In the experimental setup, a 795 nm external‑cavity diode laser is amplified to 300 mW by a tapered amplifier and serves as the pump. A small fraction of the pump is frequency‑down‑shifted by the EOPM to generate the probe, which is then injected together with the pump into a 12.5 mm isotopically pure ^85Rb vapor cell heated to ≈110 °C. The pump and probe are orthogonally polarized and intersect at a small angle (~0.5°) inside the cell, satisfying the two‑photon Raman resonance (Δ₂ ≈ –8 MHz) while the one‑photon detuning is set to 0.9 GHz. The FWM process amplifies the probe (gain ≈ 15) and creates a conjugate beam at the complementary frequency. After the cell, a polarizing beam splitter removes residual pump light, and the probe and conjugate are directed to a balanced photodetector. The intensity‑difference noise is measured with a spectrum analyzer (RBW = 30 kHz, VBW = 300 Hz). A delay line in the conjugate arm compensates for slow‑light effects.

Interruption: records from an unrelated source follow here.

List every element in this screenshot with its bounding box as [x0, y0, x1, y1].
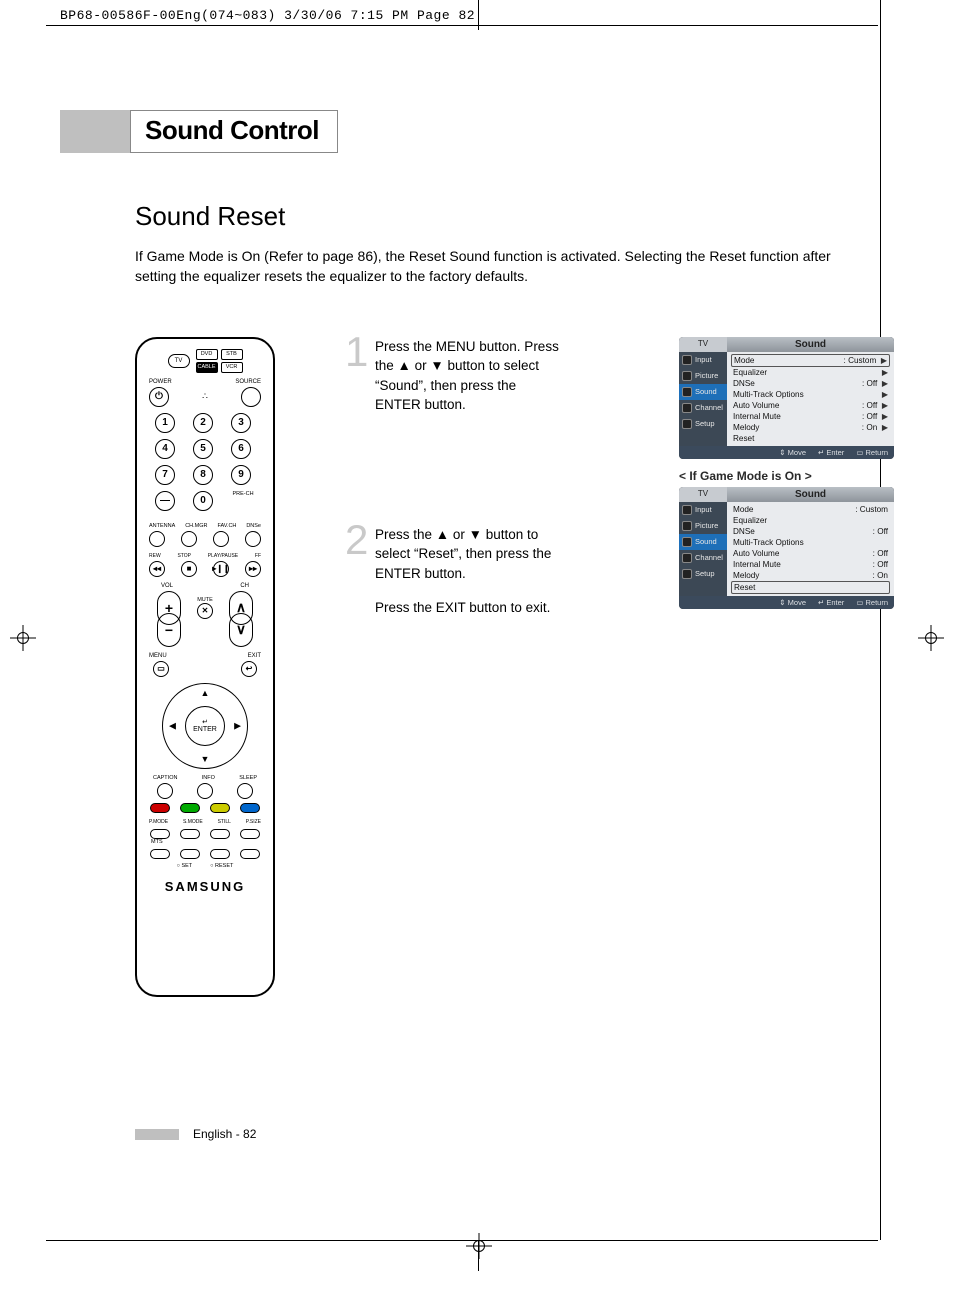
channel-icon	[682, 403, 692, 413]
blue-button	[240, 803, 260, 813]
remote-src-tv: TV	[168, 354, 190, 368]
input-icon	[682, 355, 692, 365]
osd-sound-menu: TV Sound Input Picture Sound Channel Set…	[679, 337, 894, 459]
osd-list-2: Mode: Custom Equalizer DNSe: Off Multi-T…	[727, 502, 894, 596]
green-button	[180, 803, 200, 813]
arrow-up-icon: ▲	[201, 688, 210, 698]
arrow-left-icon: ◀	[169, 720, 176, 731]
red-button	[150, 803, 170, 813]
yellow-button	[210, 803, 230, 813]
page-footer: English - 82	[135, 1127, 256, 1141]
remote-illustration: TV DVD STB CABLE VCR POWER SOURCE ⏻	[135, 337, 275, 997]
osd-list-1: Mode: Custom ▶ Equalizer▶ DNSe: Off ▶ Mu…	[727, 352, 894, 446]
page-header-meta: BP68-00586F-00Eng(074~083) 3/30/06 7:15 …	[60, 8, 475, 23]
exit-button: ↩	[241, 661, 257, 677]
section-title: Sound Control	[145, 115, 319, 146]
osd-caption: < If Game Mode is On >	[679, 469, 894, 483]
page-subtitle: Sound Reset	[135, 201, 894, 232]
intro-paragraph: If Game Mode is On (Refer to page 86), t…	[135, 246, 835, 287]
sound-icon	[682, 387, 692, 397]
picture-icon	[682, 371, 692, 381]
stop-icon: ■	[181, 561, 197, 577]
step-2: 2 Press the ▲ or ▼ button to select “Res…	[345, 525, 669, 617]
setup-icon	[682, 419, 692, 429]
section-title-band: Sound Control	[60, 110, 894, 153]
step-1: 1 Press the MENU button. Press the ▲ or …	[345, 337, 669, 415]
power-icon: ⏻	[149, 387, 169, 407]
nav-ring: ▲ ▼ ◀ ▶ ↵ENTER	[162, 683, 248, 769]
ch-down-icon: ∨	[229, 613, 253, 647]
ff-icon: ▸▸	[245, 561, 261, 577]
menu-button: ▭	[153, 661, 169, 677]
osd-sound-menu-reset: TV Sound Input Picture Sound Channel Set…	[679, 487, 894, 609]
arrow-right-icon: ▶	[234, 720, 241, 731]
source-button	[241, 387, 261, 407]
vol-down-icon: −	[157, 613, 181, 647]
brand-logo: SAMSUNG	[145, 879, 265, 894]
play-pause-icon: ▸❙❙	[213, 561, 229, 577]
rewind-icon: ◂◂	[149, 561, 165, 577]
arrow-down-icon: ▼	[201, 754, 210, 764]
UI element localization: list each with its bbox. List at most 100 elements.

The key performance metrics are: (i) up to –8 dB of intensity‑difference squeezing relative to the shot‑noise limit (SNL) at an analysis frequency of 0.8 MHz; (ii) a squeezing bandwidth extending to ≈3 MHz; (iii) total detected optical power of ≈270 µW (probe ≈ 150 µW, conjugate ≈ 120 µW) after amplification; and (iv) system noise contributing roughly 1 dB of degradation, primarily from residual pump scattering and electronic detector noise. The authors model internal atomic absorption as fictitious beam splitters with transmissivity η, showing that the achievable squeezing is fundamentally limited by these intrinsic losses rather than by the probe‑generation stage.

Comparative measurements of probe‑beam noise demonstrate that the EOPM + single‑etalon configuration yields the lowest initial intensity noise among three tested methods (double‑pass AOM, MZ‑EOM with three etalons, and the proposed EOPM scheme). The reduction in optical components directly translates into lower insertion loss, fewer sources of excess phase and amplitude noise, and eliminates the need for interferometric stabilization.

From a practical perspective, the entire optical train—including fiber‑coupled input, EOPM, etalon, vapor cell, and free‑space output—fits within a footprint of less than 10 cm and consumes under 1 W of RF power in addition to the 300 mW optical pump. This makes the source amenable to field deployment, integration with portable atomic clocks, quantum memories, and quantum‑enhanced sensors that require narrowband light matched to atomic transitions.

In conclusion, the work establishes that high‑quality squeezed light does not necessitate elaborate, power‑hungry modulation schemes. By adopting a minimalistic yet carefully engineered architecture, the authors achieve near‑optimal squeezing limited only by the intrinsic properties of the hot‑Rb medium. This paradigm offers a clear pathway toward truly deployable quantum‑enhanced technologies, bridging the gap between laboratory‑scale demonstrations and real‑world applications in navigation, timing, precision spectroscopy, and secure communications.